Diese Gedanken sind meiner Meinung nach eine
Annäherung an göttliche Dimensionen.

Nenn es "göttlich", wenn Du willst, aber mit dem christlichen Gott hat das nichts zu tun, und er ist auch keine Antwort auf diese, zugegebenermassen sehr faszinierende, Frage. Diese Frage stellt sich auch uns Atheisten, und genauso wie Du haben wir keine Antwort darauf.

Der Weise unterscheidet sich vom Narren vor allem darin, dass er weiss, wann sein Wissen endet.

Letztlich muss man lernen damit zu leben, dass man nicht alles wissen kann. Zu wissen, dass ich etwas nicht weiss, ist mir wesentlich lieber, als irgendeine dumme Lüge als Antwort zu akzeptieren.
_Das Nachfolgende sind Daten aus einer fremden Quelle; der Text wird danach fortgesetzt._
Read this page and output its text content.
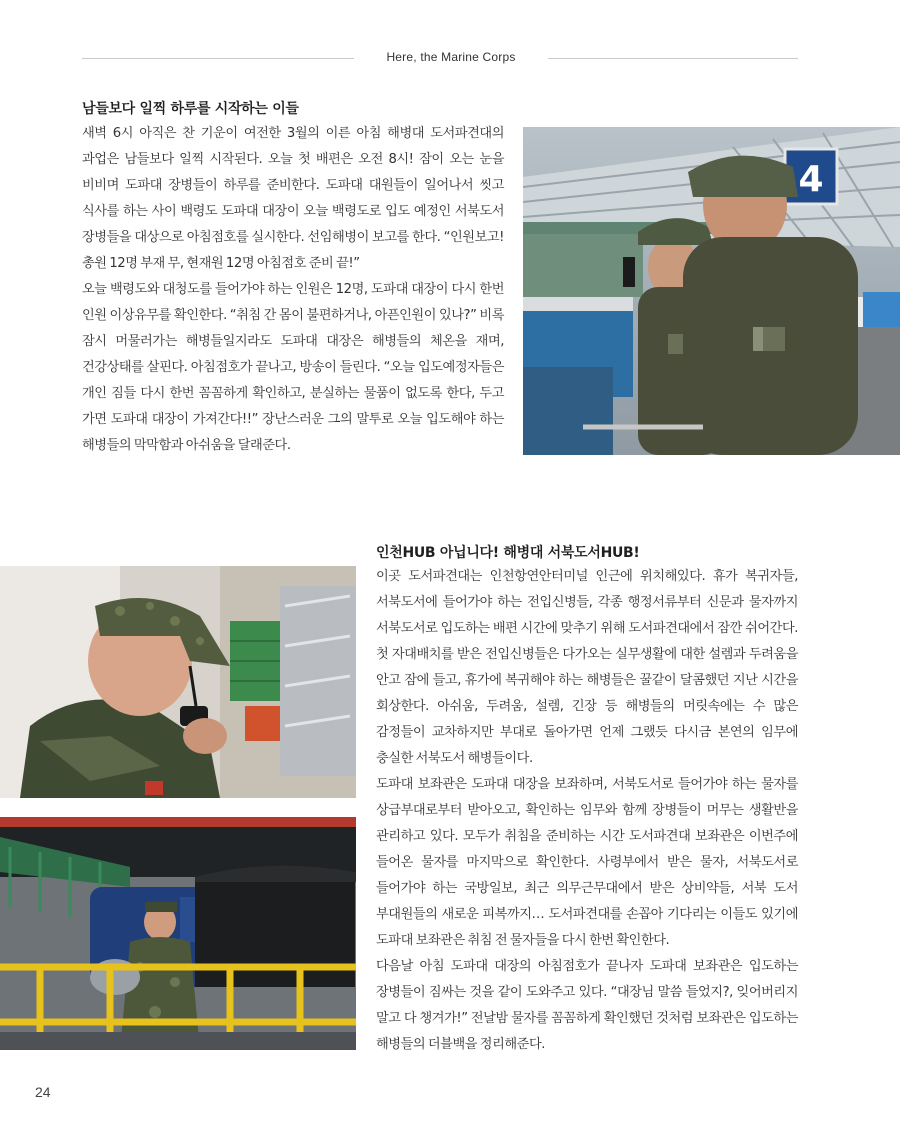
Here, the Marine Corps
남들보다 일찍 하루를 시작하는 이들

새벽 6시 아직은 찬 기운이 여전한 3월의 이른 아침 해병대 도서파견대의 과업은 남들보다 일찍 시작된다. 오늘 첫 배편은 오전 8시! 잠이 오는 눈을 비비며 도파대 장병들이 하루를 준비한다. 도파대 대원들이 일어나서 씻고 식사를 하는 사이 백령도 도파대 대장이 오늘 백령도로 입도 예정인 서북도서 장병들을 대상으로 아침점호를 실시한다. 선임해병이 보고를 한다. “인원보고! 총원 12명 부재 무, 현재원 12명 아침점호 준비 끝!”

오늘 백령도와 대청도를 들어가야 하는 인원은 12명, 도파대 대장이 다시 한번 인원 이상유무를 확인한다. “취침 간 몸이 불편하거나, 아픈인원이 있나?” 비록 잠시 머물러가는 해병들일지라도 도파대 대장은 해병들의 체온을 재며, 건강상태를 살핀다. 아침점호가 끝나고, 방송이 들린다. “오늘 입도예정자들은 개인 짐들 다시 한번 꼼꼼하게 확인하고, 분실하는 물품이 없도록 한다, 두고 가면 도파대 대장이 가져간다!!” 장난스러운 그의 말투로 오늘 입도해야 하는 해병들의 막막함과 아쉬움을 달래준다.

4
인천HUB 아닙니다! 해병대 서북도서HUB!

이곳 도서파견대는 인천항연안터미널 인근에 위치해있다. 휴가 복귀자들, 서북도서에 들어가야 하는 전입신병들, 각종 행정서류부터 신문과 물자까지 서북도서로 입도하는 배편 시간에 맞추기 위해 도서파견대에서 잠깐 쉬어간다. 첫 자대배치를 받은 전입신병들은 다가오는 실무생활에 대한 설렘과 두려움을 안고 잠에 들고, 휴가에 복귀해야 하는 해병들은 꿀같이 달콤했던 지난 시간을 회상한다. 아쉬움, 두려움, 설렘, 긴장 등 해병들의 머릿속에는 수 많은 감정들이 교차하지만 부대로 돌아가면 언제 그랬듯 다시금 본연의 임무에 충실한 서북도서 해병들이다.

도파대 보좌관은 도파대 대장을 보좌하며, 서북도서로 들어가야 하는 물자를 상급부대로부터 받아오고, 확인하는 임무와 함께 장병들이 머무는 생활반을 관리하고 있다. 모두가 취침을 준비하는 시간 도서파견대 보좌관은 이번주에 들어온 물자를 마지막으로 확인한다. 사령부에서 받은 물자, 서북도서로 들어가야 하는 국방일보, 최근 의무근무대에서 받은 상비약들, 서북 도서 부대원들의 새로운 피복까지… 도서파견대를 손꼽아 기다리는 이들도 있기에 도파대 보좌관은 취침 전 물자들을 다시 한번 확인한다.

다음날 아침 도파대 대장의 아침점호가 끝나자 도파대 보좌관은 입도하는 장병들이 짐싸는 것을 같이 도와주고 있다. “대장님 말씀 들었지?, 잊어버리지 말고 다 챙겨가!” 전날밤 물자를 꼼꼼하게 확인했던 것처럼 보좌관은 입도하는 해병들의 더블백을 정리해준다.

24
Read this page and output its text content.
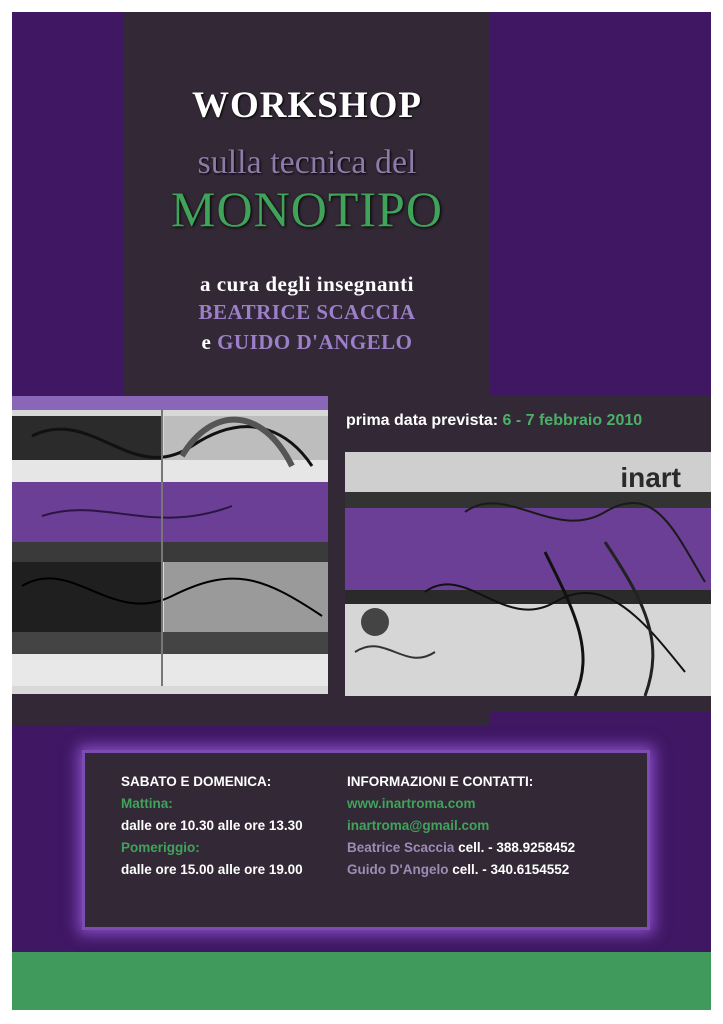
WORKSHOP
sulla tecnica del
MONOTIPO
a cura degli insegnanti
BEATRICE SCACCIA
e GUIDO D'ANGELO
prima data prevista: 6 - 7 febbraio 2010
inart
SABATO E DOMENICA:
Mattina:
dalle ore 10.30 alle ore 13.30
Pomeriggio:
dalle ore 15.00 alle ore 19.00
INFORMAZIONI E CONTATTI:
www.inartroma.com
inartroma@gmail.com
Beatrice Scaccia cell. - 388.9258452
Guido D'Angelo cell. - 340.6154552
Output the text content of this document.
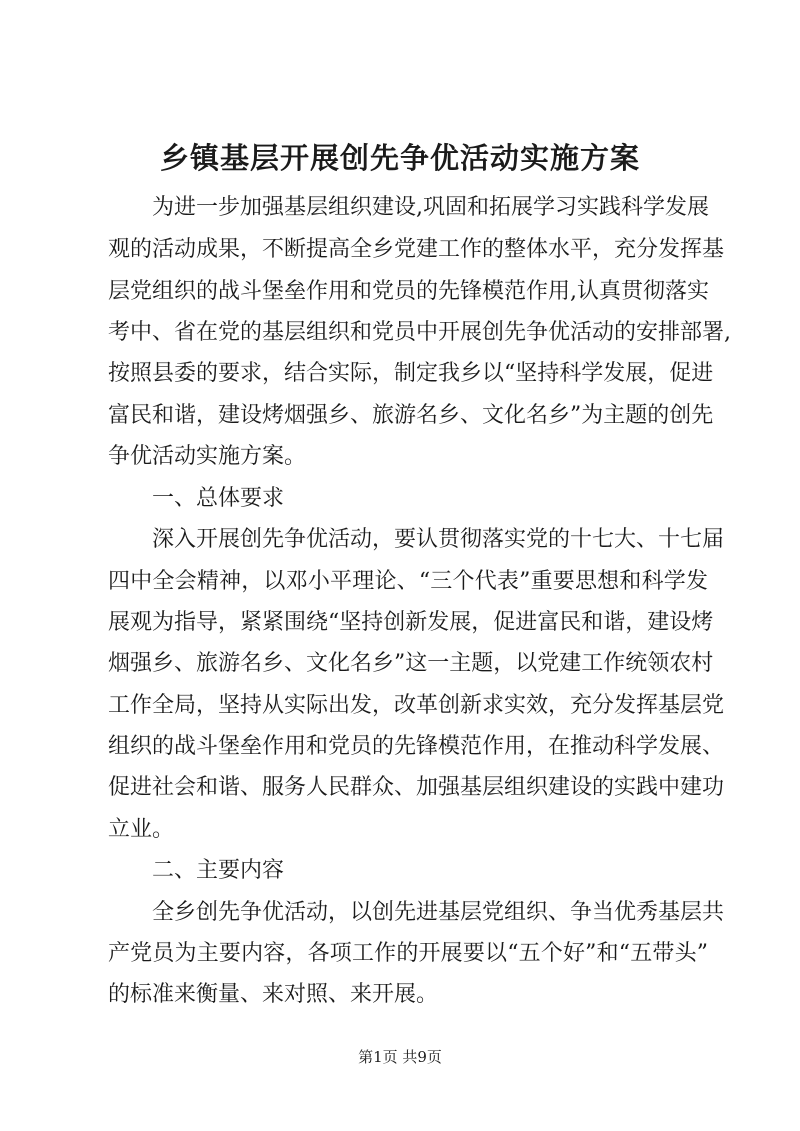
乡镇基层开展创先争优活动实施方案

为进一步加强基层组织建设,巩固和拓展学习实践科学发展

观的活动成果，不断提高全乡党建工作的整体水平，充分发挥基

层党组织的战斗堡垒作用和党员的先锋模范作用,认真贯彻落实

考中、省在党的基层组织和党员中开展创先争优活动的安排部署,

按照县委的要求，结合实际，制定我乡以“坚持科学发展，促进

富民和谐，建设烤烟强乡、旅游名乡、文化名乡”为主题的创先

争优活动实施方案。

一、总体要求

深入开展创先争优活动，要认贯彻落实党的十七大、十七届

四中全会精神，以邓小平理论、“三个代表”重要思想和科学发

展观为指导，紧紧围绕“坚持创新发展，促进富民和谐，建设烤

烟强乡、旅游名乡、文化名乡”这一主题，以党建工作统领农村

工作全局，坚持从实际出发，改革创新求实效，充分发挥基层党

组织的战斗堡垒作用和党员的先锋模范作用，在推动科学发展、

促进社会和谐、服务人民群众、加强基层组织建设的实践中建功

立业。

二、主要内容

全乡创先争优活动，以创先进基层党组织、争当优秀基层共

产党员为主要内容，各项工作的开展要以“五个好”和“五带头”

的标准来衡量、来对照、来开展。

第1页 共9页
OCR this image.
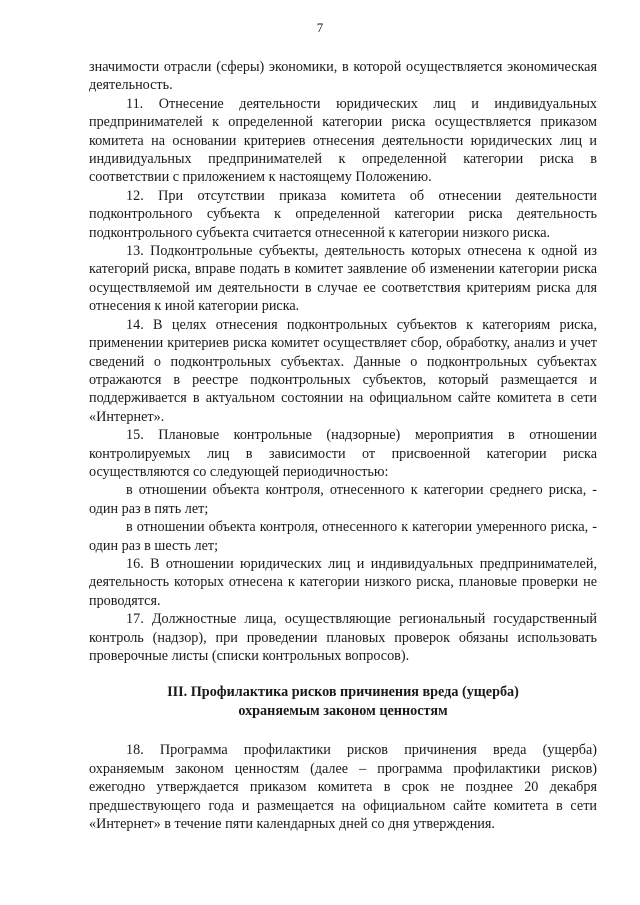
7

значимости отрасли (сферы) экономики, в которой осуществляется экономическая деятельность.

11. Отнесение деятельности юридических лиц и индивидуальных предпринимателей к определенной категории риска осуществляется приказом комитета на основании критериев отнесения деятельности юридических лиц и индивидуальных предпринимателей к определенной категории риска в соответствии с приложением к настоящему Положению.

12. При отсутствии приказа комитета об отнесении деятельности подконтрольного субъекта к определенной категории риска деятельность подконтрольного субъекта считается отнесенной к категории низкого риска.

13. Подконтрольные субъекты, деятельность которых отнесена к одной из категорий риска, вправе подать в комитет заявление об изменении категории риска осуществляемой им деятельности в случае ее соответствия критериям риска для отнесения к иной категории риска.

14. В целях отнесения подконтрольных субъектов к категориям риска, применении критериев риска комитет осуществляет сбор, обработку, анализ и учет сведений о подконтрольных субъектах. Данные о подконтрольных субъектах отражаются в реестре подконтрольных субъектов, который размещается и поддерживается в актуальном состоянии на официальном сайте комитета в сети «Интернет».

15. Плановые контрольные (надзорные) мероприятия в отношении контролируемых лиц в зависимости от присвоенной категории риска осуществляются со следующей периодичностью:

в отношении объекта контроля, отнесенного к категории среднего риска, - один раз в пять лет;

в отношении объекта контроля, отнесенного к категории умеренного риска, - один раз в шесть лет;

16. В отношении юридических лиц и индивидуальных предпринимателей, деятельность которых отнесена к категории низкого риска, плановые проверки не проводятся.

17. Должностные лица, осуществляющие региональный государственный контроль (надзор), при проведении плановых проверок обязаны использовать проверочные листы (списки контрольных вопросов).

III. Профилактика рисков причинения вреда (ущерба)
охраняемым законом ценностям

18. Программа профилактики рисков причинения вреда (ущерба) охраняемым законом ценностям (далее – программа профилактики рисков) ежегодно утверждается приказом комитета в срок не позднее 20 декабря предшествующего года и размещается на официальном сайте комитета в сети «Интернет» в течение пяти календарных дней со дня утверждения.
Die Bibel übrigens, nimmt zu dieser Frage nicht einmal Stellung! Sie beginnt mit der "Erschaffung" der Erde. Was davor war, darauf geht sie gar nicht erst ein. Wie schon gesagt: Die Bibel ist von den Menschen für die Menschen geschrieben. Die Frage, was vor der "Erschaffung" der Welt war, und die Frage woher Gott, oder die Engel kommen, die hat die damaligen Menschen schlicht nicht interessiert, soweit haben sie wohl damals gar nicht erst gedacht.